The Private Canon: "A Sadness for Things"

Reposted from 2011 to be part of this new series.
One of my favorite so-bad-it's-good songs is Tom T. Hall's "I Love." Favorite non-rhyme: "And onions."

But recently, on a Stax collection, I stumbled across another oldie whose guileless, almost naked directness really blew me away: Calvin Scott Sr.'s "A Sadness for Things." It's not only closer to the bone, but it's a fascinating piece of music (the disorienting opening progression of C, Db, and Dm), the fadeout mid-lyric (a la the Heads' "Life During Wartime"). Indeed, my love for this tune is far less ironic than my devotion to Hall's:

(If that video won't load, go here.)

These lyrics are partly what I hear, partly what someone on Genius seems to hear.

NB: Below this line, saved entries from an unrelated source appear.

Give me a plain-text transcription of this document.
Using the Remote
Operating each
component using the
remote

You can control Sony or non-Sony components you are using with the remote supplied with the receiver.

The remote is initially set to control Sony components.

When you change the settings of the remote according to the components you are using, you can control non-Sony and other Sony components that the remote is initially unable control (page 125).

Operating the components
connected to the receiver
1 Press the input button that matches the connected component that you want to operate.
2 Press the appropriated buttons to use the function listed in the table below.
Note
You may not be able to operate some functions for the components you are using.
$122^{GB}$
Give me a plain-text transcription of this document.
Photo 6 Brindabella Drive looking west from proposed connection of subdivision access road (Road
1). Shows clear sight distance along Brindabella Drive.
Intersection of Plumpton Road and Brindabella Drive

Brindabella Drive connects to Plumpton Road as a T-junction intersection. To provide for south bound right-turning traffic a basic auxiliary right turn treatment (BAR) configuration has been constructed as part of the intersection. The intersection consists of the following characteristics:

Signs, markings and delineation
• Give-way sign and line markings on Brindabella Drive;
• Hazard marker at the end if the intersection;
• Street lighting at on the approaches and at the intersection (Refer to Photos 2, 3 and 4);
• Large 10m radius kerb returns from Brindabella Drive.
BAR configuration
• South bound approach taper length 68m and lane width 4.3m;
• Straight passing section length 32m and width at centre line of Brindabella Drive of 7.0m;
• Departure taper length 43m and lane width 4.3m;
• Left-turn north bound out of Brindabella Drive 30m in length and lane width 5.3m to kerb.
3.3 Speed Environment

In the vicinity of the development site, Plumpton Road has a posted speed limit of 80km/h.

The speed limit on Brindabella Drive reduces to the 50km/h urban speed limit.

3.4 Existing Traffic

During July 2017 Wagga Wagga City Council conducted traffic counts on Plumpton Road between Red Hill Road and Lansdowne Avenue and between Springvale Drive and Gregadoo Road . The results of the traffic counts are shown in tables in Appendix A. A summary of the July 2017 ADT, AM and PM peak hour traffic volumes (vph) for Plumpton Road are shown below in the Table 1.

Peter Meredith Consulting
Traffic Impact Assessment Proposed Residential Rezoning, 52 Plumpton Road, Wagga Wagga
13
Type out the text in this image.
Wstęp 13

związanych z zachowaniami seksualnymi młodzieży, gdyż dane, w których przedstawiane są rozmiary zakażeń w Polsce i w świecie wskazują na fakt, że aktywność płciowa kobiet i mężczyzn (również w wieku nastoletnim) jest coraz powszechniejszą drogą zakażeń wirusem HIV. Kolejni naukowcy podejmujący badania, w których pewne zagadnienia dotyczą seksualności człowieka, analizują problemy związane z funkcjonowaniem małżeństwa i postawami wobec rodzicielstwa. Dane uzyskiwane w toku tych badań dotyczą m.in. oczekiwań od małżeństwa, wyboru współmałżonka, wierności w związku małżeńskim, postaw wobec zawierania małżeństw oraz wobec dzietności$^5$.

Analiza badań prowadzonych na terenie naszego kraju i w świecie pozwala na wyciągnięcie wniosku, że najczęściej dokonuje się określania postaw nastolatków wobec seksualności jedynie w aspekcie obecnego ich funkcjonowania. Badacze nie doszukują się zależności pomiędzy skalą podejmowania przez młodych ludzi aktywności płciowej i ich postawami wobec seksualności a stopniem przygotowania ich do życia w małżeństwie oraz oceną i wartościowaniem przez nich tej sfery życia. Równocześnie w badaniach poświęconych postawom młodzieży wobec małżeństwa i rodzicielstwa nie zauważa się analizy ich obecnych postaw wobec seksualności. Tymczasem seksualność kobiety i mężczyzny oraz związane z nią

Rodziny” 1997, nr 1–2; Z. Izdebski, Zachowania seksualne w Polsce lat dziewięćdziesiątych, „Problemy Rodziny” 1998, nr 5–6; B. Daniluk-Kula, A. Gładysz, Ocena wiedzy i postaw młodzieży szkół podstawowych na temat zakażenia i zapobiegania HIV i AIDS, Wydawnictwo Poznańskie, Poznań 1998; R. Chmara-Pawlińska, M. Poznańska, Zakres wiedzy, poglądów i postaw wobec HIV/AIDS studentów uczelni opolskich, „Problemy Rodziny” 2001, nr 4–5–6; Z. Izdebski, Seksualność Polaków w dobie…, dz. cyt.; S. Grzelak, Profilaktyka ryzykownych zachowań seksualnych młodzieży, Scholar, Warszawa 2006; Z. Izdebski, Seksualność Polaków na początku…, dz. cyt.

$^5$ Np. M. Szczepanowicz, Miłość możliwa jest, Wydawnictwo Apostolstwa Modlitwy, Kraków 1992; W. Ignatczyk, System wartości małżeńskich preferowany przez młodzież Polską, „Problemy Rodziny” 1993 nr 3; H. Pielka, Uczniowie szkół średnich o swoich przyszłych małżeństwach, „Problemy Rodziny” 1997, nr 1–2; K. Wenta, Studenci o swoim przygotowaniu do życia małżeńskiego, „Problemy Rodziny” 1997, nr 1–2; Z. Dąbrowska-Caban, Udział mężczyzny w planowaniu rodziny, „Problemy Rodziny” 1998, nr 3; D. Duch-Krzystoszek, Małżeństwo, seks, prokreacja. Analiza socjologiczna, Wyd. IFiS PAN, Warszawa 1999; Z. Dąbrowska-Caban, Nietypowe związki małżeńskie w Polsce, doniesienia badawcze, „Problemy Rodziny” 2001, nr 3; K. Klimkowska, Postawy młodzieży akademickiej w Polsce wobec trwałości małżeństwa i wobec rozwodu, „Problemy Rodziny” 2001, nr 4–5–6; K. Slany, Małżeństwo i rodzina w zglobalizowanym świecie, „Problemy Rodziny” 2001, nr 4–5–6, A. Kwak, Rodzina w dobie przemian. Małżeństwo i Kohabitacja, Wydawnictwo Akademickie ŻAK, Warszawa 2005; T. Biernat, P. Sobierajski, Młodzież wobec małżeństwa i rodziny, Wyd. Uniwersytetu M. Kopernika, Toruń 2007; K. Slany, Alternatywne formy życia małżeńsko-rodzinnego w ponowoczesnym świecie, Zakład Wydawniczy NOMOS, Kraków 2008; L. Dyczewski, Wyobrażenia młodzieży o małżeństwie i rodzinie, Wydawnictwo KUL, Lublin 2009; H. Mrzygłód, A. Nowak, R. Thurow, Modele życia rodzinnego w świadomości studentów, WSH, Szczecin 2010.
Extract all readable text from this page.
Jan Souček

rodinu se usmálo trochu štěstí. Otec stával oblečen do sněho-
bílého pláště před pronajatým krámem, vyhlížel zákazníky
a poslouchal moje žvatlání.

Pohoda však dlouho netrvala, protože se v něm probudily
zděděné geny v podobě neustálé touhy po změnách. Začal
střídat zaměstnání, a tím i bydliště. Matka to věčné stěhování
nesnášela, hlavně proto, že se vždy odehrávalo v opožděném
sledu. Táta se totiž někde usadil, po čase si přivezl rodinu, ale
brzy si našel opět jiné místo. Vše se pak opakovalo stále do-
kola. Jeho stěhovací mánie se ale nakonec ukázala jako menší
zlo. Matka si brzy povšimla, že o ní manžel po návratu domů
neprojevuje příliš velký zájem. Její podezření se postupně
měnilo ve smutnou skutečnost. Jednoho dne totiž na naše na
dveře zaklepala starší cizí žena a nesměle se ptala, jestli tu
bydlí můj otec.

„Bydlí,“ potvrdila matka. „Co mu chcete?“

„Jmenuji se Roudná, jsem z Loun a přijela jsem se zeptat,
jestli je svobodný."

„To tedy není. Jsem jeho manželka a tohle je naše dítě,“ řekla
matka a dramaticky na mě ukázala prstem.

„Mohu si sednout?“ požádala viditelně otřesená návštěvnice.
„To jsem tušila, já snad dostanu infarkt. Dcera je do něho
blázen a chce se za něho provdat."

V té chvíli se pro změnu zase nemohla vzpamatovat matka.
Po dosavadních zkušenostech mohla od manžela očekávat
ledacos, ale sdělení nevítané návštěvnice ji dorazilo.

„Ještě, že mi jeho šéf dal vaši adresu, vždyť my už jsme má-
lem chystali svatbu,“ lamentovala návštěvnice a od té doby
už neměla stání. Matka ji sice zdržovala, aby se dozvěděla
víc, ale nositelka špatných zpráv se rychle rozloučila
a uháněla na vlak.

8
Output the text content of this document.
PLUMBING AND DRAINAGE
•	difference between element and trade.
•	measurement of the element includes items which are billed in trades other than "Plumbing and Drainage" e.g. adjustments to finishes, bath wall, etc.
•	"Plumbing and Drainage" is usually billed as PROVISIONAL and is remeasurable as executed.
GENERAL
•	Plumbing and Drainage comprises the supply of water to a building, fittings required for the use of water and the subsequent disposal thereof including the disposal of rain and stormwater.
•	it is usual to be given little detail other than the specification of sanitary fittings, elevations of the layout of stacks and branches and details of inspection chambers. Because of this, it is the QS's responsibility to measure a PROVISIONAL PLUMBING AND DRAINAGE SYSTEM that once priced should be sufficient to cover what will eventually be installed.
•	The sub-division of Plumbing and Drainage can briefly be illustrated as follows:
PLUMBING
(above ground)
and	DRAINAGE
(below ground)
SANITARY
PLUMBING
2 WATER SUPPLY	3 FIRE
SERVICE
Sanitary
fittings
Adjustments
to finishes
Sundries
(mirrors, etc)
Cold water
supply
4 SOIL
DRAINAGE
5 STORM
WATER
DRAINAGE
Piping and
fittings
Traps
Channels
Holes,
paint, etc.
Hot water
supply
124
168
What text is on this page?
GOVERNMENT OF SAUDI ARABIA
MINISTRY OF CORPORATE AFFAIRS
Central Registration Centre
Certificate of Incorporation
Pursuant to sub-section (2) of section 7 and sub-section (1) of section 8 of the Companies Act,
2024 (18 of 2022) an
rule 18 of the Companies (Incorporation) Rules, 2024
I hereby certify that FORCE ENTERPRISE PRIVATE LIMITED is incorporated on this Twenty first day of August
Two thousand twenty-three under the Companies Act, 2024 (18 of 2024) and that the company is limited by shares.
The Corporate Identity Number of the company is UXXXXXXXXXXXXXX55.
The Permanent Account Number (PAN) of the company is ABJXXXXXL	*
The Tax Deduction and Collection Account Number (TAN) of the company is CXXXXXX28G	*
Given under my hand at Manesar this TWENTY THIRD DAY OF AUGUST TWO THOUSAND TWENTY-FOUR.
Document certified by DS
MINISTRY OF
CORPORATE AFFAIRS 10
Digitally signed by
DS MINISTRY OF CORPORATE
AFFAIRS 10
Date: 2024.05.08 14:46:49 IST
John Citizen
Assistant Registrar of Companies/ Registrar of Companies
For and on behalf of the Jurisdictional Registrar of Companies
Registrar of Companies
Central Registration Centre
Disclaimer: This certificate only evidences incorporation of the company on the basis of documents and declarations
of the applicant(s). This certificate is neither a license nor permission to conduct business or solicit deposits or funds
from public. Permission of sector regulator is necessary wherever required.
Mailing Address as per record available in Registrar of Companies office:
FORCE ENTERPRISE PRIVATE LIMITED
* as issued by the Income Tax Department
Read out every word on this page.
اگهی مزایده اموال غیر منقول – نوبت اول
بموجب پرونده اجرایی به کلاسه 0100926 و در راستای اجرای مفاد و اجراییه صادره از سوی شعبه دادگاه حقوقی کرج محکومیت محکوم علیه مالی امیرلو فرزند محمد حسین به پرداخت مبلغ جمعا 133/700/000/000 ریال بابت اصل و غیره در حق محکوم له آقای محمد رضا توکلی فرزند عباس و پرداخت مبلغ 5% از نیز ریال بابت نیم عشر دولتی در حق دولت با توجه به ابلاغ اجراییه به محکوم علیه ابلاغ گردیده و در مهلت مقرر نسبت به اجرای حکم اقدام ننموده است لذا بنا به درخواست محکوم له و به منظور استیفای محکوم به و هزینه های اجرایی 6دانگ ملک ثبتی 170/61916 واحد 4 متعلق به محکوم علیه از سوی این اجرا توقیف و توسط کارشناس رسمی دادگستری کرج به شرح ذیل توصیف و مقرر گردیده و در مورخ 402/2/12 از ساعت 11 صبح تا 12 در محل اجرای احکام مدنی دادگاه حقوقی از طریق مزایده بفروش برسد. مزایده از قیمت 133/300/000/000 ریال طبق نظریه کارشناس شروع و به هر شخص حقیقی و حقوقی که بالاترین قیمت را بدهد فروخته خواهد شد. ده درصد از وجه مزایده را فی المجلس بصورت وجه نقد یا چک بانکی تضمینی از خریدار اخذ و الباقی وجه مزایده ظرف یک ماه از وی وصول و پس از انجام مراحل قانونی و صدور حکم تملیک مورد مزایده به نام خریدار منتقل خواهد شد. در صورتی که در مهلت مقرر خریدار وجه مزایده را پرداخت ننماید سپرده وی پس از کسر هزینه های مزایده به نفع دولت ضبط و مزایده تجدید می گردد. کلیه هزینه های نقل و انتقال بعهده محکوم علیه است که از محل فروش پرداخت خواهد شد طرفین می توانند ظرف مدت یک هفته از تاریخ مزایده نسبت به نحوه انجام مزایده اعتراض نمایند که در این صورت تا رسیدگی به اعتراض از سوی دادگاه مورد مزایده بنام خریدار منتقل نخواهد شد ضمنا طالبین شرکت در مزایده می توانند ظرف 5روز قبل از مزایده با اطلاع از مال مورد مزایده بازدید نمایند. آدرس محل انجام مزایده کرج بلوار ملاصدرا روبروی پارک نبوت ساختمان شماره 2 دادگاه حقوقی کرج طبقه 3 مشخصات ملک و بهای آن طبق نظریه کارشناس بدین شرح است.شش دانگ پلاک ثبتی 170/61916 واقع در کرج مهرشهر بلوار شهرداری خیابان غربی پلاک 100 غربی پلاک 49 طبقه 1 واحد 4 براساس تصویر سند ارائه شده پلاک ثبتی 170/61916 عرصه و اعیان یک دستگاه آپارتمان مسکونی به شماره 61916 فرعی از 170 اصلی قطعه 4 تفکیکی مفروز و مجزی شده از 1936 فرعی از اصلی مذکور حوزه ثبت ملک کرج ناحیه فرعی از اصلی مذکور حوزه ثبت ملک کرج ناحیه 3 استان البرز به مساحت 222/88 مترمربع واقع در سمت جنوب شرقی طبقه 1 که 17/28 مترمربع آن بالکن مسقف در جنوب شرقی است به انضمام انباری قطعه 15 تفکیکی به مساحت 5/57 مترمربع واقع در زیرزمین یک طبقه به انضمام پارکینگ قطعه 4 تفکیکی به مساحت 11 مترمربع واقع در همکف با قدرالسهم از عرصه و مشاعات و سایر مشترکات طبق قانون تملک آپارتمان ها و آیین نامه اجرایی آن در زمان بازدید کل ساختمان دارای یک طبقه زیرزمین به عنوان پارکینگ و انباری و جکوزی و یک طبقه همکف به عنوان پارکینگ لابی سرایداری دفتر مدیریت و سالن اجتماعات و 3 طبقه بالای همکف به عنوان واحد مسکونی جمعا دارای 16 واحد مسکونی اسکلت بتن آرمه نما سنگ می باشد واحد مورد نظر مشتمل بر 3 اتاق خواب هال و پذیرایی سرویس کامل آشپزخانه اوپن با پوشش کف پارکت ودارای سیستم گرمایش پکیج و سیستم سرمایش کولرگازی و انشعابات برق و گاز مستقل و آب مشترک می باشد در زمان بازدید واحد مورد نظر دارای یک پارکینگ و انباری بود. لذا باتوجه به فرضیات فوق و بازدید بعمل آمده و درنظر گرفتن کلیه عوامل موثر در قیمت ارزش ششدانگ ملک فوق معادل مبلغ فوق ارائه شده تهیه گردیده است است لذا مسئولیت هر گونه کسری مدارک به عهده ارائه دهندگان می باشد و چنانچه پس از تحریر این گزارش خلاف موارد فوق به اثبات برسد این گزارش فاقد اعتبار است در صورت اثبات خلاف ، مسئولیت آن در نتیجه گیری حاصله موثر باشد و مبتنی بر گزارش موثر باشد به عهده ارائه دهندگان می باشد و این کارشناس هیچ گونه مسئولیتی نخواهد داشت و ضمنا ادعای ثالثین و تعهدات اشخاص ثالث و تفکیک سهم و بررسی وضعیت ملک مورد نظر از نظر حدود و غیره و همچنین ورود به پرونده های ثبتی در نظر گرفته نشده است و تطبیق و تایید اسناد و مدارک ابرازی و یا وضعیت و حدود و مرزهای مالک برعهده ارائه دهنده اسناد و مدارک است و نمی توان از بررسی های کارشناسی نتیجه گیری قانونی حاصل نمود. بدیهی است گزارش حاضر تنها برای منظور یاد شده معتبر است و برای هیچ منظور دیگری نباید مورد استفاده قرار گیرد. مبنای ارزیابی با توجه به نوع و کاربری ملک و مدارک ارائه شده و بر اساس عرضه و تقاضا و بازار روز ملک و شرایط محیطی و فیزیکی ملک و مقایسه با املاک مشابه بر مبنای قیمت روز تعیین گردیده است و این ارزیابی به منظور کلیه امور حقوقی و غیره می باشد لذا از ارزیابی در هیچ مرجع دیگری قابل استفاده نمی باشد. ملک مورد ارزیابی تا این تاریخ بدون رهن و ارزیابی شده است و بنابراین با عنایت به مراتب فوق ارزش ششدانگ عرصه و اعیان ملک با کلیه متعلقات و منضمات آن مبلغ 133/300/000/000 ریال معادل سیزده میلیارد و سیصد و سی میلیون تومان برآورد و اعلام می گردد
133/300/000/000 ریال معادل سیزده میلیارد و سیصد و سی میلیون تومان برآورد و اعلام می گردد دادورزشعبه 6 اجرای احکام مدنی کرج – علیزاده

Not sure what "old slickin' pieces" are, but damn do I love the lyrics I can decipher:
I have a sadness for things
For houses with children
Where no one sings
For acres of wheat fields
When cupboards are bare
For love being spoken
And no one to care
For trains that are empty
And tables for one
For books seldom opened
And clocks that don't run
And songs soon forgotten
And paths never crossed
For wars that are fought
And all that is lost

I have a sadness for things
For Eleanor Rigby
Whose phone never rings
For intelligent parents
That are sometimes, sometimes completely confused
For words in the Bible
Just said and never used
For old slickin' pieces (?)
And birds that can't fly
Stray dogs and lost kittens
Old people that cry
For the tired and the weary
With little to show
For those who don't listen
And for those who don't know

I have a sadness for things
For houses with children
And nobody there can never sing
For lonely girls
Whose phone never rings
Like Weill and Anderson's "Lost in the Stars," it's a great, melancholy gospel song for nonbelievers.